The film then settles into a groove that slightly sags, as the script by James Vanderbilt and Guy Busick tries valiantly to get us acquainted with the new characters, which not only include inner-circle friends like firebrand Amber (Once Upon a Time…in Hollywood’s Mikey Madison) and cautious good boy Wes (13 Reasons Why’s Dylan Minnette—again, an intentional character name) but also satellite acquaintances like Liv (Sonia Ammar), Chad’s hot girlfriend, and her obsessive ex Vince (Kyle Gallner). You know these characters exist merely to serve as viable suspects and, once their innocence is established, as grist for the movie’s bloodthirsty mill.

Having said that, directors Bettinelli-Olpin and Gillett, who rose to prominence on the strength of their 2019 fun slasher riff Ready Or Not, serve up kills that are exceptionally brutal. And there is one extended sequence where a character gets a grisly stabbing, but only after said character has wandered through a kitchen laid out to offer many convenient opportunities for Ghostface to spring out. The scene is a masterclass in stretching out suspense until it feels like distorted, excruciating bubble gum.

A new killer has donned the Ghostface mask and begins targeting a group of teenagers to resurrect secrets from the town’s deadly past.

Desperate to keep a step ahead of Ghostface, Sam and Richie ask for help from an “expert”, retired sheriff Dewey Riley. In turn, his warnings not to come back to Woodsboro snare the returns of his now ex-wife Gale Weathers and OG Final Girl Sidney Prescott. Scream 2022 withholds the return of veterans David Arquette, Courteney Cox and Neve Campbell until deep into the proceedings, and their reunion will produce a pleasurable frisson in any diehard fan. Aficionados will debate whether the three are best employed in the glorified cameos that they are given, but all three wear their weariness well. Gone are the amusing bickering and the whip-smart banter; in their place are a palpable sense of melancholy and nostalgia. Arquette is the MVP among the three, displaying previously unseen depths of regret and grizzled courage.

And in another notable departure, when the killer (or killers?) explains the underlying motivation for the bloodbath, the climactic exposition will produce knowing guffaws instead of gasps. Not content to send up the idea of legacy sequels, this Scream squarely points its blade at toxic fandom, the denizens of the comments section of YouTube who affect such an ownership of their favorite franchises they start to feel they know better than the creators. And in the ways the movie lays out who gets killed next and who might be behind the mask, Scream inoculates itself against charges of triteness by saying that it’s the culprit, whose cliched ideas of what “stakes” are, that betrays a lack of imagination.

It's not a perfect movie.

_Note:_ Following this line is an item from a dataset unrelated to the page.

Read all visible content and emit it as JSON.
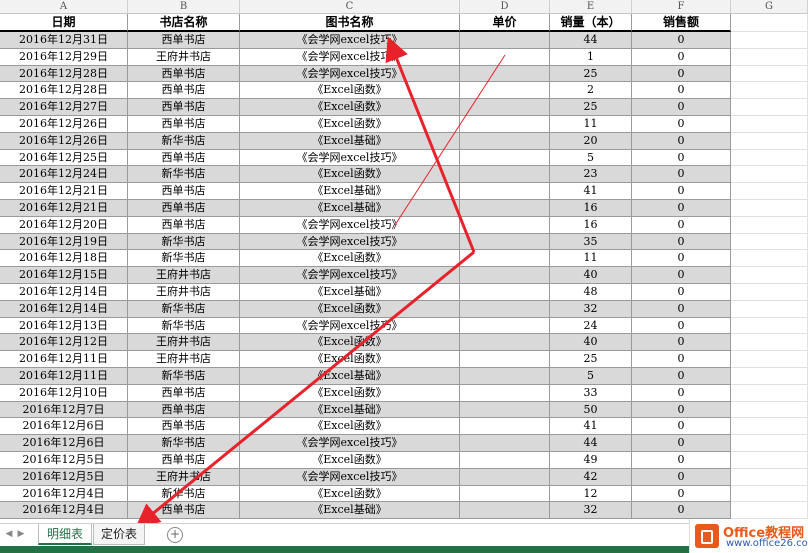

Such blatant machinations as a missing inhaler might produce groans. Some lines could have used Williamson’s knack with a punch. (“I still prefer The Babadook” doesn’t feel like a quotable kiss-off line.) And one can’t help but miss Craven’s unfussy way with craft, whether his workmanlike attention to characterization could have benefited the new central characters. But his spirit is undoubtedly alive in Scream’s 2022 iteration. And if this installment does give an opening to a new series, then it’s great to see the franchise is in capable, bloody hands.


Scream opens nationwide on Wednesday, February 2. There will be sneak previews on Tuesday, Febraury 1.